Unlike in other countries, Memorial Day (Yom HaZikaron) in Israel is the day before Independence Day (Yom HaAtzmaut). For newcomers and visitors, this transition from mourning to rejoicing may seem strange. The reasoning is that while Independence Day marks the day David Ben-Gurion proclaimed the nascent country’s independence in 1948, Memorial Day is a reminder of how many people have died to establish and maintain the country. This includes victims of terrorist attacks.
There are a number of unique events on Yom HaZikaron, which starts this year at sundown on Sunday May 4 and ends 24 hours later. The day begins with a nationwide siren which is repeated at 11:00 AM the following morning when the entire country comes to a standstill. Tourists may be taken aback as drivers stop their cars on the side of highways and on city streets, get out, and stand at attention outside their cars for two minutes. Everyone in Israel knows someone to be remembered.
During the day, families visit military cemeteries and there are memorial programs all over the country. TV broadcasts are suspended. Instead of Grey’s Anatomy or Game of Thrones, the names of the fallen, including the date they died, are broadcast. This year the total will reach an estimated 24,000 names.
The last event of Yom HaZikaron is the lighting of 12 memorial torches at a public military ceremony on Jerusalem’s Mt. Herzl, which is also the location of one of the country’s main military cemeteries.
This year all of those lighting torches are women. The group, which is quite diverse, includes the first Ethiopian immigrant to be appointed Israel’s ambassador to Addis Ababa, the CEO of Intel Israel, Olympic and Paralympic athletes, a former Knesset member, an IDF major general, an Israel Prize winner who worked to promote an ultra-Orthodox lifestyle based on social openness and higher education, an actress, a computer engineer from The Technion, the founder of a women’s business venture in an Israeli Arab village, the manager of a center to help victims of sexual assault, and the main military reporter for Israel’s Army Radio (Galei Zahal).
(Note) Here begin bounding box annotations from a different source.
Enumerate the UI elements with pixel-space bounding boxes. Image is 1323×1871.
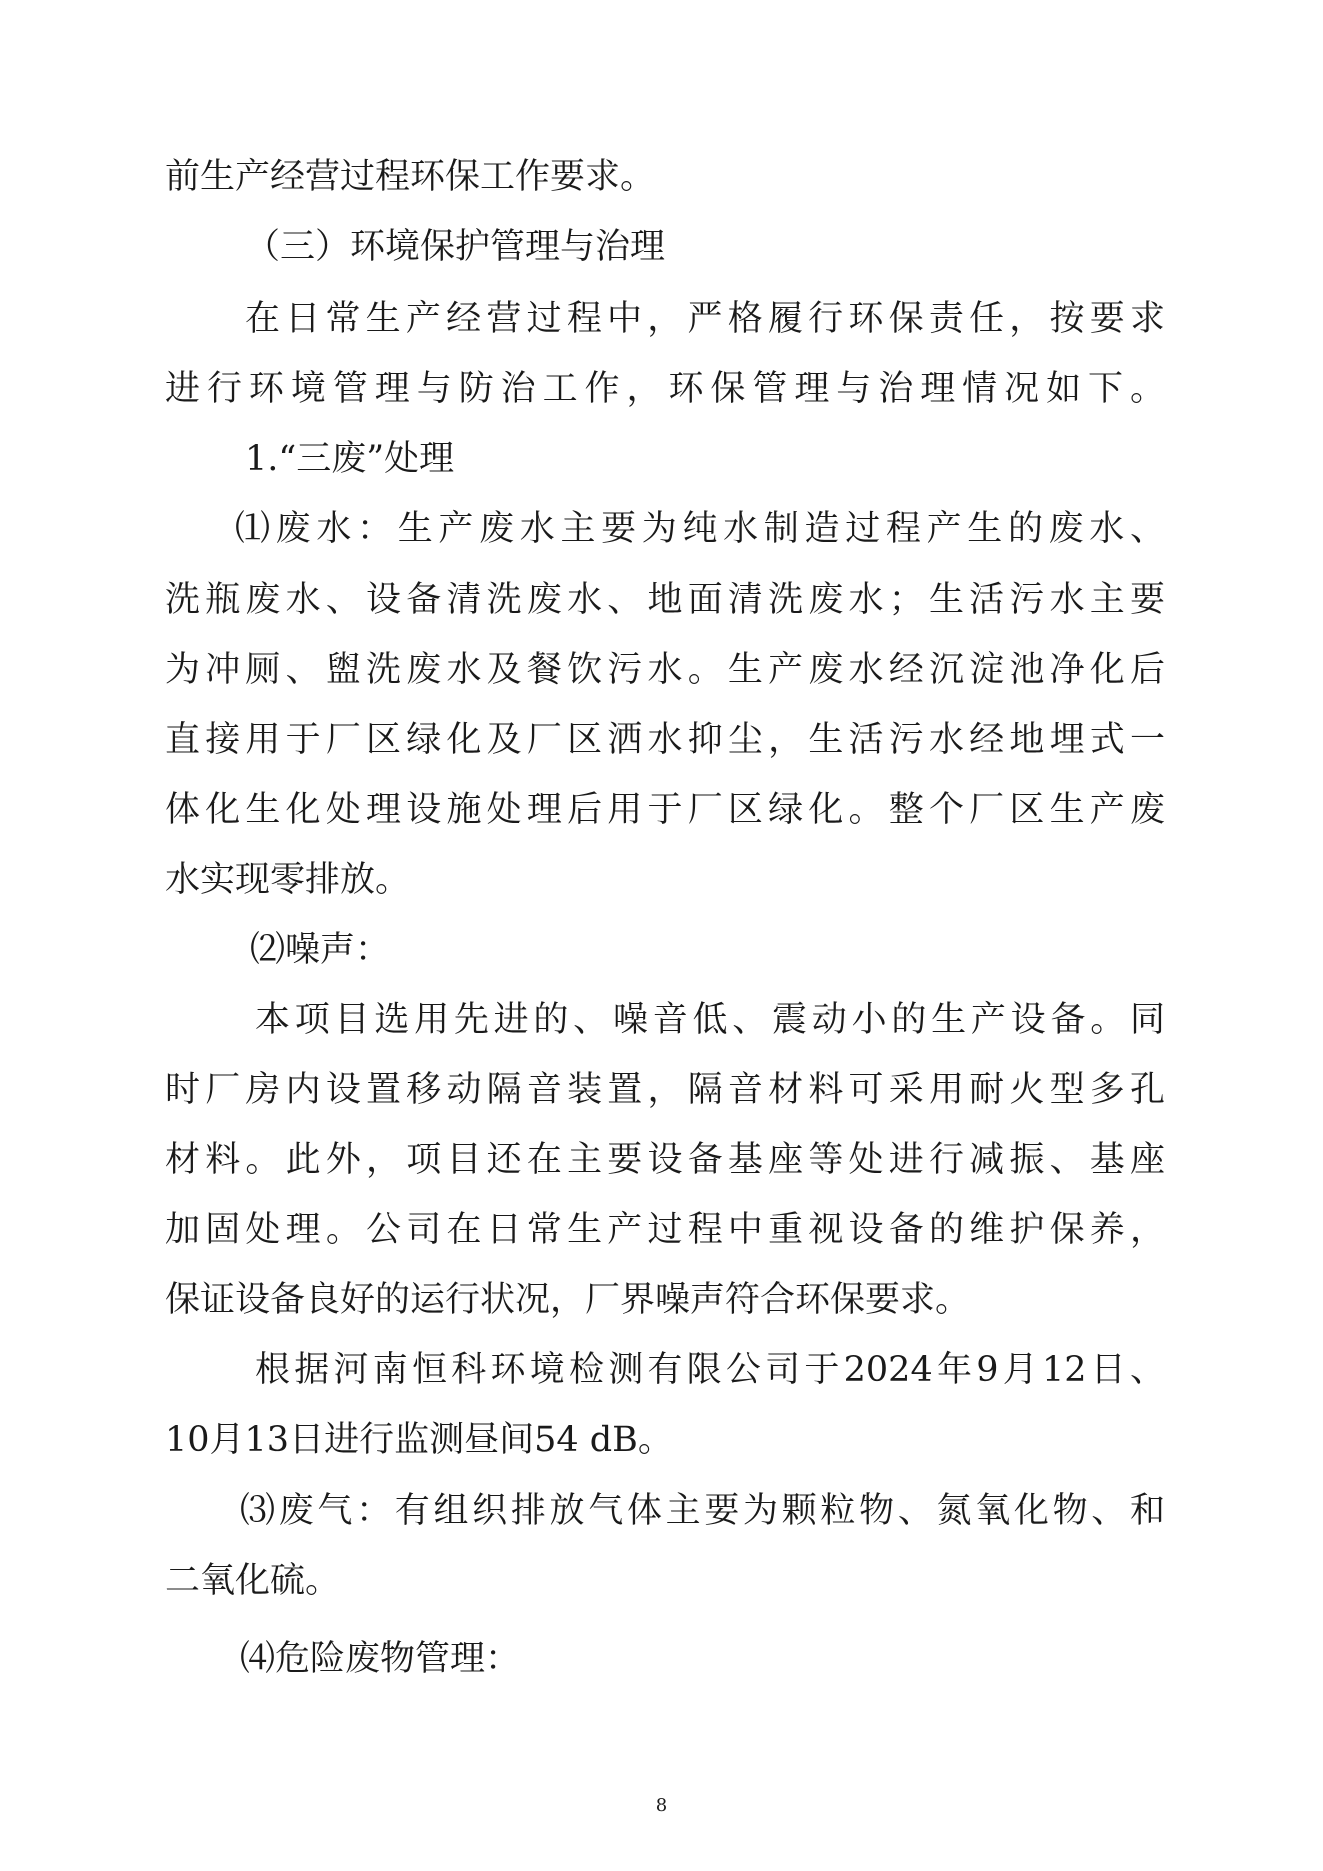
paragraph-line: 加固处理。公司在日常生产过程中重视设备的维护保养， bbox=[165, 1210, 1165, 1250]
paragraph-line: 进行环境管理与防治工作，环保管理与治理情况如下。 bbox=[165, 369, 1165, 409]
paragraph-line: 材料。此外，项目还在主要设备基座等处进行减振、基座 bbox=[165, 1140, 1165, 1180]
section-heading: （三）环境保护管理与治理 bbox=[245, 227, 666, 267]
paragraph-line: 在日常生产经营过程中，严格履行环保责任，按要求 bbox=[245, 299, 1165, 339]
paragraph-line: 本项目选用先进的、噪音低、震动小的生产设备。同 bbox=[255, 1000, 1165, 1040]
paragraph-line: ⑴废水：生产废水主要为纯水制造过程产生的废水、 bbox=[235, 509, 1165, 549]
paragraph-line: 二氧化硫。 bbox=[165, 1561, 341, 1601]
paragraph-line: 直接用于厂区绿化及厂区洒水抑尘，生活污水经地埋式一 bbox=[165, 720, 1165, 760]
paragraph-line: 10月13日进行监测昼间54 dB。 bbox=[165, 1420, 673, 1460]
subsection-heading: ⑵噪声： bbox=[250, 930, 391, 970]
paragraph-line: 为冲厕、盥洗废水及餐饮污水。生产废水经沉淀池净化后 bbox=[165, 650, 1165, 690]
paragraph-line: 时厂房内设置移动隔音装置，隔音材料可采用耐火型多孔 bbox=[165, 1070, 1165, 1110]
subsection-heading: 1.“三废”处理 bbox=[245, 439, 455, 479]
paragraph-line: 前生产经营过程环保工作要求。 bbox=[165, 157, 656, 197]
paragraph-line: ⑶废气：有组织排放气体主要为颗粒物、氮氧化物、和 bbox=[240, 1491, 1165, 1531]
paragraph-line: 水实现零排放。 bbox=[165, 860, 411, 900]
subsection-heading: ⑷危险废物管理： bbox=[240, 1639, 521, 1679]
paragraph-line: 洗瓶废水、设备清洗废水、地面清洗废水；生活污水主要 bbox=[165, 580, 1165, 620]
paragraph-line: 体化生化处理设施处理后用于厂区绿化。整个厂区生产废 bbox=[165, 790, 1165, 830]
paragraph-line: 保证设备良好的运行状况，厂界噪声符合环保要求。 bbox=[165, 1280, 971, 1320]
paragraph-line: 根据河南恒科环境检测有限公司于2024年9月12日、 bbox=[255, 1350, 1165, 1390]
page-number: 8 bbox=[655, 1795, 668, 1816]
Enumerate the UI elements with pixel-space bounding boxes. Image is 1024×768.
The final woman chosen to light a torch this year is Miriam Peretz. An educator and mother of six, she lost her son, Uriel in Lebanon in 1998 and her son Eliraz, in Gaza in 2010. Her husband, Eliezer, died of a heart attack in 2005. Shirat Miriam, her autobiography, was published in Hebrew in 2011.
A deeply religious woman who was born in Morocco in the mid-1950s, she has a special relationship with the Golani Brigade, where both of her sons served, and with OU Israel, which has a program for soldiers called Mashiv HaRuach (Return the Spirit). The program is named for her sons.
“When Eliraz was killed, I said at his funeral that I didn’t want anything built in his memory,” Miriam Peretz says. “I wanted something spiritual. When the OU decided to name the Mashiv HaRuach program in memory of my sons, I knew this was the proper thing to do.”
“OU Israel designed Mashiv HaRuach to help IDF soldiers develop the spirit they need to do their jobs,” says Rabbi Avi Berman, Executive Director of OU Israel. “We also help them learn about the history of Zionism and the IDF. The idea is to stimulate their love for Am Yisrael,” he says.
“I’m incredibly proud that the OU decided to memorialize much more than my sons’ names,” Peretz says. “Mashiv HaRuach memorializes their spirit.”
Several thousand soldiers attend Mashiv HaRuach programs annually. Most of the programs are at the program’s headquarters in Gush Etzion (Etzion Bloc of settlements) south of Jerusalem. “They come for a few days and leave with a better understanding of why they are fighting in Gaza or Jenin,” she continues. “Mashiv HaRuach exposes them to the source of the spirit of Am Yisrael.”